The makefile will compile transmod three times, using the output of the previous stage as the compiler for the next stage; the finished compiler can be found in build/stage3.

If either a prebuilt for your platform is not available, or you are scared of random binaries from the internet (which you definitely should), there should be a cfiles tarball (which contains the C output of a previous compilation, plus a Makefile) available, which can be used to compile a barebone transmod. This can then be used to bootstrap the full source code on your system:

$ env TRNS=/path/to/transmod make


The FORDPATHS environment variable sets the search paths for .ford files.

.ford files contain a binary representation of the structures defined in already built modules, and are created by transmod at compile time.

You can build a fork module (contained into a single directory) with transmod:


If not specified, the module name is either the one specified by the files of the module itself, or main if this is a main module.
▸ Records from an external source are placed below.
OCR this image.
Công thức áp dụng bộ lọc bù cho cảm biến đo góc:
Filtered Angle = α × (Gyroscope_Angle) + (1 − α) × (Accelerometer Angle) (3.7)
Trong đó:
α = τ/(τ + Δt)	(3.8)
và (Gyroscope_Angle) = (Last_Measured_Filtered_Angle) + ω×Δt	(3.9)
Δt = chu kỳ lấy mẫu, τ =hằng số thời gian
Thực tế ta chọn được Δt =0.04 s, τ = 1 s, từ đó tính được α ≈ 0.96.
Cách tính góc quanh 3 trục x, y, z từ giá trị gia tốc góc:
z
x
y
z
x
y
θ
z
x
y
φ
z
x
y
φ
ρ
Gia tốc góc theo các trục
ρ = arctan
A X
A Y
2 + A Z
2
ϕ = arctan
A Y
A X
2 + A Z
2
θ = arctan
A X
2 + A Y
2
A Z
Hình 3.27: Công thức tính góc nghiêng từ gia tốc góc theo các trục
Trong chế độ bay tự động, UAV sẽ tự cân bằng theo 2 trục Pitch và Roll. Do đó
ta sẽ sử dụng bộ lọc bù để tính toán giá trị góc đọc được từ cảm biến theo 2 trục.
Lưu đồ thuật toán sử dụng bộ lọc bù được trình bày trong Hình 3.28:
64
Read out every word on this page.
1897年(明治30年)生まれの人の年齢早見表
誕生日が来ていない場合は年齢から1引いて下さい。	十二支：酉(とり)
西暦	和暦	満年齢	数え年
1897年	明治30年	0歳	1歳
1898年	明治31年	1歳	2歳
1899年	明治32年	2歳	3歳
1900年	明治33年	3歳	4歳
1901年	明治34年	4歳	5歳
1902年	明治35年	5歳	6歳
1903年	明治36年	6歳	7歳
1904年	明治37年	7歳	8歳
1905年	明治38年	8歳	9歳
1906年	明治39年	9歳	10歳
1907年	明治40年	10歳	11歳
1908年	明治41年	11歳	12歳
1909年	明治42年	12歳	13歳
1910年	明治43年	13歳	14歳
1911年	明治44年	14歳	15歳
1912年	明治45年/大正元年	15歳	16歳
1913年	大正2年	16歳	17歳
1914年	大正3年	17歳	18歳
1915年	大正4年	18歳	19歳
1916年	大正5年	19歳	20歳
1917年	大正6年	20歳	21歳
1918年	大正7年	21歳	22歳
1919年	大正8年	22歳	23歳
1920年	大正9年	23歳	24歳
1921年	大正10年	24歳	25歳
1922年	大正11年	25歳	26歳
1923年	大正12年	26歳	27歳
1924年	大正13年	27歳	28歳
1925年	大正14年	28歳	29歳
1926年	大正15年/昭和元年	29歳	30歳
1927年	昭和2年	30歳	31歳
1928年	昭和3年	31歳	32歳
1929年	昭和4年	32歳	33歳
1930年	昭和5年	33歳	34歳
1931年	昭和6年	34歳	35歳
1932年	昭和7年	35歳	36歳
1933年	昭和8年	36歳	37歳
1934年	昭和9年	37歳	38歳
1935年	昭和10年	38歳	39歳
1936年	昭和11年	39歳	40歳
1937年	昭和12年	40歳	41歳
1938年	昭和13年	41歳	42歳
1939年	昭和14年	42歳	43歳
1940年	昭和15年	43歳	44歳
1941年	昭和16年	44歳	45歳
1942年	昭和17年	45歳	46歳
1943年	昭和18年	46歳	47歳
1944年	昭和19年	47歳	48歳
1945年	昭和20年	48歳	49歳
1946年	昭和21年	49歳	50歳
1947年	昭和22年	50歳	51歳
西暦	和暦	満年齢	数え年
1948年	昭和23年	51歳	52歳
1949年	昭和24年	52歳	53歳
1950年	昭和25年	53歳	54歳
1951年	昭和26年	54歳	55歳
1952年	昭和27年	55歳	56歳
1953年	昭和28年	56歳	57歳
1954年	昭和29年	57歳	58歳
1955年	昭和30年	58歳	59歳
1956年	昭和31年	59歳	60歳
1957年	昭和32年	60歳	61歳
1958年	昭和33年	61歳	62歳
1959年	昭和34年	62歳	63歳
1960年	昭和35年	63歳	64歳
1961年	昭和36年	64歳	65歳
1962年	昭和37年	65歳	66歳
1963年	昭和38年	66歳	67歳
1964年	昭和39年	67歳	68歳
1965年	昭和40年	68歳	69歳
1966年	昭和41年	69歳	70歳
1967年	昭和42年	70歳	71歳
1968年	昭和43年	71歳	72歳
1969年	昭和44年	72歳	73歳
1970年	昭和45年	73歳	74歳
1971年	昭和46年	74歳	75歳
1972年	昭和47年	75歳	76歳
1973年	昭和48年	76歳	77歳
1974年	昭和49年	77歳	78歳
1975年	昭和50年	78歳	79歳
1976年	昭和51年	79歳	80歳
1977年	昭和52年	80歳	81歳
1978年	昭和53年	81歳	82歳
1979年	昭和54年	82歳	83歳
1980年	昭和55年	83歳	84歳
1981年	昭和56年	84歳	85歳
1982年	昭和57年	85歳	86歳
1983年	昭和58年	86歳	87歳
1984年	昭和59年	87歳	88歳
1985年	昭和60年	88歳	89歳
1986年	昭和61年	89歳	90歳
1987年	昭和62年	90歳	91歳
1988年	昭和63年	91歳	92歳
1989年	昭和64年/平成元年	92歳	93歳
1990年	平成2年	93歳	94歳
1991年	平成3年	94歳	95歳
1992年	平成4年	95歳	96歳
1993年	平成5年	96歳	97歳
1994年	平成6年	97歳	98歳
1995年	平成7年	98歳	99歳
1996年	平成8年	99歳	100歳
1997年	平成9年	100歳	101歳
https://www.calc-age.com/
Compile then all the files with a C99 compiler (GCC, ICC and Clang are currently supported):

$ cc -c -w -g -std=c99 file.c
$ # in case this is a program and not a library
$ cc -o prog file.o $PATH_TO_LIBFORK/libfork.a $PATH_TO_RT_O/rt.o

Remember to link rt.o: it contains the entry point of a Fork application. libforkparse.a and libctrans.a are part of the compiler and are generally not very useful if not hacking on the compiler itself.


The entirety of code in this repository is licensed under the MPL 2.0. See LICENSE for more info.